Au bout de cinq cents pas à peu près, on trouva un ruisseau, que l’on traversa à gué.

À la lueur d’un éclair, on aperçut le village d’Erquinghem.

«Est-ce là?» demanda d’Artagnan.

Grimaud secoua la tête en signe de négation.

«Silence donc!» dit Athos.

Et la troupe continua son chemin.

Un autre éclair brilla; Grimaud étendit le bras, et à la lueur bleuâtre du serpent de feu on distingua une petite maison isolée, au bord de la rivière, à cent pas d’un bac. Une fenêtre était éclairée.

«Nous y sommes», dit Athos.

En ce moment, un homme couché dans le fossé se leva, c’était Mousqueton; il montra du doigt la fenêtre éclairée.

«Elle est là, dit-il.

– Et Bazin? demanda Athos.

– Tandis que je gardais la fenêtre, il gardait la porte.

– Bien, dit Athos, vous êtes tous de fidèles serviteurs.» Athos sauta à bas de son cheval, dont il remit la bride aux mains de Grimaud, et s’avança vers la fenêtre après avoir fait signe au reste de la troupe de tourner du côté de la porte.
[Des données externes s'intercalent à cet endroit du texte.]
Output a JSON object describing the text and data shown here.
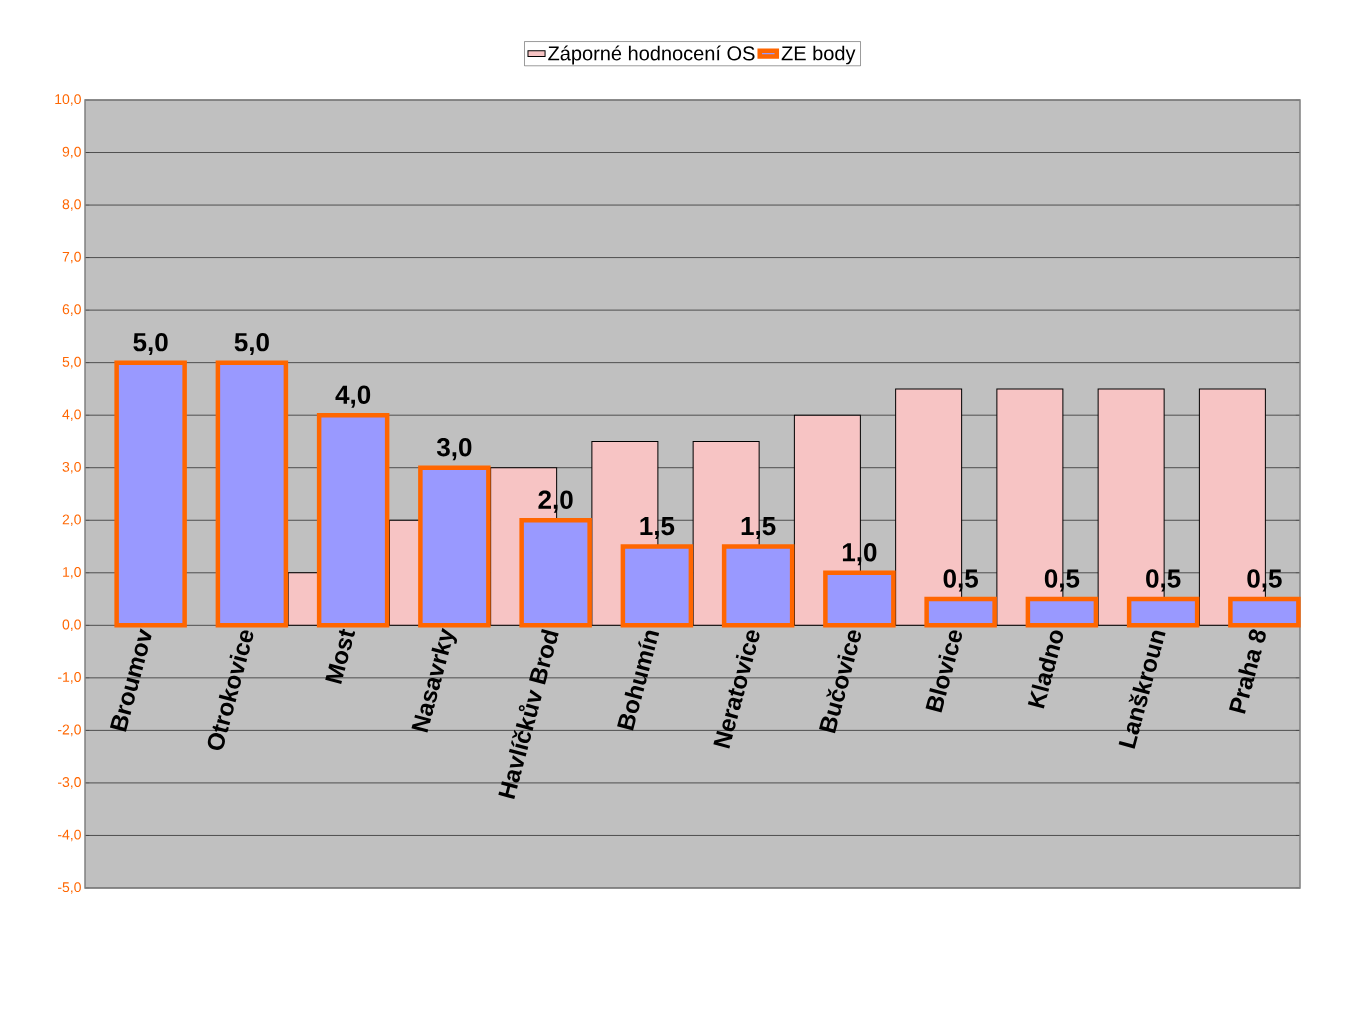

La petite maison était entourée d’une haie vive, de deux ou trois pieds de haut. Athos franchit la haie, parvint jusqu’à la fenêtre privée de contrevents, mais dont les demi-rideaux étaient exactement tirés.

Il monta sur le rebord de pierre, afin que son œil pût dépasser la hauteur des rideaux.

À la lueur d’une lampe, il vit une femme enveloppée d’une mante de couleur sombre, assise sur un escabeau, près d’un feu mourant: ses coudes étaient posés sur une mauvaise table, et elle appuyait sa tête dans ses deux mains blanches comme l’ivoire.